Ian slipped his hands into his pockets and casually strolled closer. Marisela glanced down at herself, wearing three-day-
old sweats and a T-shirt with pizza-sauce stains. She wasn’t even sure when she’d washed her face last, though she had brushed her teeth after Lia shoved a Crest-infested toothbrush in her mouth as a way of waking her up. Still, she suddenly felt incredibly grimy. She hugged the comforter tighter and nearly had a stroke when Ian crouched down so they were at eye level.
“Honesty isn’t something we’ve ever had between us, except when it’s been necessary to complete our jobs. With Yizenia dead and with you so deeply affected, I wanted you to know, in case you wondered, why I slept with her.”
No, she hadn’t wondered. Okay, she’d wondered a little. But for him to admit something so intimate—she shook her head, trying to clear the suddenly dense fog gathering there.
“So you slept with her because you wanted me.”
Ian licked his lips and nodded. For the first time in a while, Marisela noticed how nicely shaped his mouth was. How perfect for his face.
“Do you regret sleeping with her?”
His mouth quirked into a half smile. “I know this woman. She’s Latina, headstrong, foulmouthed. A real pain in the ass. You’d like her,” he teased. “But the thing I admire about her most is that she lives her life without regrets. She does what she needs to do at any given time and then moves on.”

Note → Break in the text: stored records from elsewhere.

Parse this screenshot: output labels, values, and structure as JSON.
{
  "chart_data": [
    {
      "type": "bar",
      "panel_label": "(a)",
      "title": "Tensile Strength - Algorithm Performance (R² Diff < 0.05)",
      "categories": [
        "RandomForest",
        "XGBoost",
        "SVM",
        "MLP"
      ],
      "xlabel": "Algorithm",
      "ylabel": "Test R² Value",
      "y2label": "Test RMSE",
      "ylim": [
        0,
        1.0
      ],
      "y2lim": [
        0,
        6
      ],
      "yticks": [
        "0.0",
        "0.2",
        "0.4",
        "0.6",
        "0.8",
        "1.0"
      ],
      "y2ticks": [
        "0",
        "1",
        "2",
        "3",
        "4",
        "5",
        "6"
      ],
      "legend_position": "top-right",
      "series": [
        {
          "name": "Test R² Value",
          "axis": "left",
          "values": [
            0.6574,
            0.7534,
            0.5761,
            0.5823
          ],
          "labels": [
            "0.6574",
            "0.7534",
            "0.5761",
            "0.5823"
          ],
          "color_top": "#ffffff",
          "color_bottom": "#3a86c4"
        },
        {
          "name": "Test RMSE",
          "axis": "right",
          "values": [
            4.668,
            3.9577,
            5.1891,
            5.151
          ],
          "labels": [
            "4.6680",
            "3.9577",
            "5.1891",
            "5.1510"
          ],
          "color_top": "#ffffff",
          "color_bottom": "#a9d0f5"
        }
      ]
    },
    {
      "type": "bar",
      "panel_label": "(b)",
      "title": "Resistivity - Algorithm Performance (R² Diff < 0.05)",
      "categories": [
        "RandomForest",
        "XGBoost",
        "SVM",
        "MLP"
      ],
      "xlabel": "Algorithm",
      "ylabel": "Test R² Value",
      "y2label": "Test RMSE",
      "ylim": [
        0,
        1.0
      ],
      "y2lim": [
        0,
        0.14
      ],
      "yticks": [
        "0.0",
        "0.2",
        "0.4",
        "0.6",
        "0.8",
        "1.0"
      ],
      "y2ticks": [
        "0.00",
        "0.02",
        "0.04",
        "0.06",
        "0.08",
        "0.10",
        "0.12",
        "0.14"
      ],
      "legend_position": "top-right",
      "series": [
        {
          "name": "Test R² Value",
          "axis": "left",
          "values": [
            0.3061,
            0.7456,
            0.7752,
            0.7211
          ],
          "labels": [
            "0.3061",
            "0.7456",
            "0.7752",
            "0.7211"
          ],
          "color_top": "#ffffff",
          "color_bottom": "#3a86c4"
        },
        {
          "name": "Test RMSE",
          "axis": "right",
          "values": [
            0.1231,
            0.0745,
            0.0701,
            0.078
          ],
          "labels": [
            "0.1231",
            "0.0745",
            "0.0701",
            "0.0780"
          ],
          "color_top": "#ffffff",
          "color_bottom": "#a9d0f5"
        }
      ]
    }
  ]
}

His confession inspired her to scoot over on the couch and pull the comforter out of Ian’s way. On his short journey to sit beside her, he snagged one of the sesame-seed-encrusted biscotti that Lia had made the day before.
Marisela suddenly felt very hot and uncomfortable. She didn’t like Ian talking about her in such glowing terms. Made her skin crawl. Not because he was being insincere, but because admiration had never been something she and Ian had shared. Hell, she’d rarely shared that emotion with anyone.
“That’s a pretty shallow way to live,” Marisela quipped. “Never weighing consequences against purely emotional reactions?”
Ian took a bit of the crumbly cookie, chewed, swallowed, and hummed his appreciation. “If it works for you, who am I to judge?”
Marisela leaned back in the soft cushions of Lia’s couch and forced a tiny smile. All around, her life had taken a strange turn. The boss she’d practically hated on sight months ago had just admitted he admired her—even though she’d likely jeopardized his company’s stellar reputation by killing a respected Boston philanthropist, though the evidence she’d left gave Yizenia credit for the kill. Credit she would have wanted.